Radio Tay commenced broadcasting on 17 October 1980, in Dundee and 14 November 1980 in Perth with Gerry Quinn presenting the first show from the studios. In early years, the station broadcast only from 6am-8pm daily.
===Split into Tay AM and Tay FM===
On 9 January 1995 the station split transmissions on its AM/MW and FM frequencies (until then a simulcast) into two separate stations, Tay AM and Tay FM. Both stations are now also broadcast on DAB (Digital Audio Broadcasting – i.e. Digital Radio) and over the internet via their respective websites.
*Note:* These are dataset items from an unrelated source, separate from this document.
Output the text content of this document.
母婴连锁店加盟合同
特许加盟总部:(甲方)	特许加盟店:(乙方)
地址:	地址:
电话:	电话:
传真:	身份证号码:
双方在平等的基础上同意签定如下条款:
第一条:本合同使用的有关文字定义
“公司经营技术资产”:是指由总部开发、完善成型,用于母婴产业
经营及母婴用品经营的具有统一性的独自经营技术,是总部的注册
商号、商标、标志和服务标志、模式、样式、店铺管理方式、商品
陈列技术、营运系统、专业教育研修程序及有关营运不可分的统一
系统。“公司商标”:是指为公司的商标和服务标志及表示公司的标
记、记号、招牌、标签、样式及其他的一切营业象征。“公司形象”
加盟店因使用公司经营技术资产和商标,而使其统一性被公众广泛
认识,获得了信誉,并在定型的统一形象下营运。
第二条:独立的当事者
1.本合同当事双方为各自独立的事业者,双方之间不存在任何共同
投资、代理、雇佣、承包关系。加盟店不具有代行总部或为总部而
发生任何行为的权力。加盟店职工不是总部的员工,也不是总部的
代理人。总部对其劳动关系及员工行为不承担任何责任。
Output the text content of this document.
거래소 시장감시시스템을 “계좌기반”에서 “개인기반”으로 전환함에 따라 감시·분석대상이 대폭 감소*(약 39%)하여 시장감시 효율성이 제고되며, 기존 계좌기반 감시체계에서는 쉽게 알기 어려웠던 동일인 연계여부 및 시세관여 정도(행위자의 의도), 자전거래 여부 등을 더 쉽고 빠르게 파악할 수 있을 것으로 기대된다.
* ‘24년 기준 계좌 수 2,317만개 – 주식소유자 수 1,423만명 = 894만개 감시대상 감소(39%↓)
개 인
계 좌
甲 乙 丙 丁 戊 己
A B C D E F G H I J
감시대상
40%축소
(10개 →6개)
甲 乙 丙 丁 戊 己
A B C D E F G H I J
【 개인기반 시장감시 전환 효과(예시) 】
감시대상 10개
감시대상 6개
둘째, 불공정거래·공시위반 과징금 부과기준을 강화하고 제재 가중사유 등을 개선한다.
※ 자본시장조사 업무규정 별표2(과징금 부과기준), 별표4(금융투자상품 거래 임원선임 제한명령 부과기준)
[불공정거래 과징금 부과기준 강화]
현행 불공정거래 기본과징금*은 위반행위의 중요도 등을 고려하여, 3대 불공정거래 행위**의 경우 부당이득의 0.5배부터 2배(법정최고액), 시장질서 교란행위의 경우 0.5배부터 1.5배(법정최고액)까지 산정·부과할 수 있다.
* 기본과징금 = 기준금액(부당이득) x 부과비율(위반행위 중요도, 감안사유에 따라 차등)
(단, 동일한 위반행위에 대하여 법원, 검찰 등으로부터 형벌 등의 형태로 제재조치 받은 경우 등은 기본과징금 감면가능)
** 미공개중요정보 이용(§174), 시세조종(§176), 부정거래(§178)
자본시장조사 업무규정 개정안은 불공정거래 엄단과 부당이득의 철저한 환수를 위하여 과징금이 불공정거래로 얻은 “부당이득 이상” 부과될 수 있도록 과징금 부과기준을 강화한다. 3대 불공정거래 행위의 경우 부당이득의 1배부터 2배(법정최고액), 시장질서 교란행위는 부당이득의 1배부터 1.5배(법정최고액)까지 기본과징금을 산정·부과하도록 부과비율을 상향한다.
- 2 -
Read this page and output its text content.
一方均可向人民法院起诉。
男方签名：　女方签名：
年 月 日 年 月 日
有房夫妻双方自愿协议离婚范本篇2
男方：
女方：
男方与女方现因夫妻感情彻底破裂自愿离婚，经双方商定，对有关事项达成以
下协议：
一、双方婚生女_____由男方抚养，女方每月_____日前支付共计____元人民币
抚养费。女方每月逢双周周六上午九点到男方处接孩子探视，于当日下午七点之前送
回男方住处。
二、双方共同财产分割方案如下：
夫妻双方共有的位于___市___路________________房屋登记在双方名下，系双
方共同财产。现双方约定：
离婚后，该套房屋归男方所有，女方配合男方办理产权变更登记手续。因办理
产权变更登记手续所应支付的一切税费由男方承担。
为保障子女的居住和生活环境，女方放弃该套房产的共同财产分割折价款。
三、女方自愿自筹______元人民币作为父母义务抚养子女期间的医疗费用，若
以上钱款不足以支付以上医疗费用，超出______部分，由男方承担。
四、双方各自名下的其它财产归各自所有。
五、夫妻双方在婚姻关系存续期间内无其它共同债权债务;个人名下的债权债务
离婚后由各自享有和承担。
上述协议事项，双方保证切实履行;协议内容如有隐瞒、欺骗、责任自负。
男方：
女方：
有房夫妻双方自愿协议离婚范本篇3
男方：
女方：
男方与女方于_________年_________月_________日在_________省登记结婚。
Tay AM broadcast on 1161 AM in Dundee and 1584 AM in Perth, and was more oriented around older music than its sister station Tay FM, playing more classic hits from the past few decades, along with some of the more easy listening of modern-day offerings.
===Bauer era===
A new programming schedule was launched on 15 June 2009 introducing which introducing networked programming across Bauer's AM network. Tay AM retained its locally produced and presented breakfast and specialist evening shows (Tay AM was the only station to opt out of the network in the evenings, so they could continue to broadcast their heritage specialist shows), some weekend output, and Ally Ballingall's weekday mid-morning show, which was broadcast across Scotland from Radio Tay's Dundee studios. Outwith these times, programming was simulcast from other stations in the Scottish AM network.

On 3 June 2013, station owners Bauer Radio announced Tay AM would replace its weekday breakfast show beginning on 1 July 2013 with a networked show hosted by Robin Galloway across Bauer's network of AM stations in Scotland. Local news & traffic bulletins were retained with some networked programming broadcast from Tay AM's Dundee studios.
===Rebrands and closure of AM frequencies===
In January 2015, Tay AM was renamed Tay 2 and became part of the Greatest Hits Radio network in Scotland and Northern England.

In January 2023, Bauer announced that, on the 3rd of April, it would be rebranding Tay 2- along with several other Scottish stations in the Greatest Hits network- to "Greatest Hits Radio" to match stations in England and Wales.

On 12 November 2023, it was announced that the station would cease broadcasting on AM medium wave before the end of the year, but would continue on DAB.

==Programming==
Most of Tay 2's programming was carried from Greatest Hits Radio's network of locally branded Scottish stations with some off-peak output also carried from GHR's sister network in England. Most of the output originates from the studios of Clyde 2 in Clydebank, Forth 2 in Edinburgh and Greatest Hits Radio's Birmingham, Nottingham, London and Manchester studios. Occasional programming was produced and broadcast from MFR 2 in Inverness, Northsound 2 in Aberdeen and West Sound in Ayrshire and Dumfries and Galloway.

=== News ===
Tay 2 broadcast local news bulletins hourly from 6am to 7pm on weekdays and from 7am to 1pm on weekends. Headlines were broadcast on the half-hour during weekday breakfast and drivetime shows, alongside sport and traffic bulletins.

National bulletins from Sky News Radio were carried overnight with bespoke networked Scottish bulletins at weekends, produced from Radio Clyde's newsroom in Clydebank.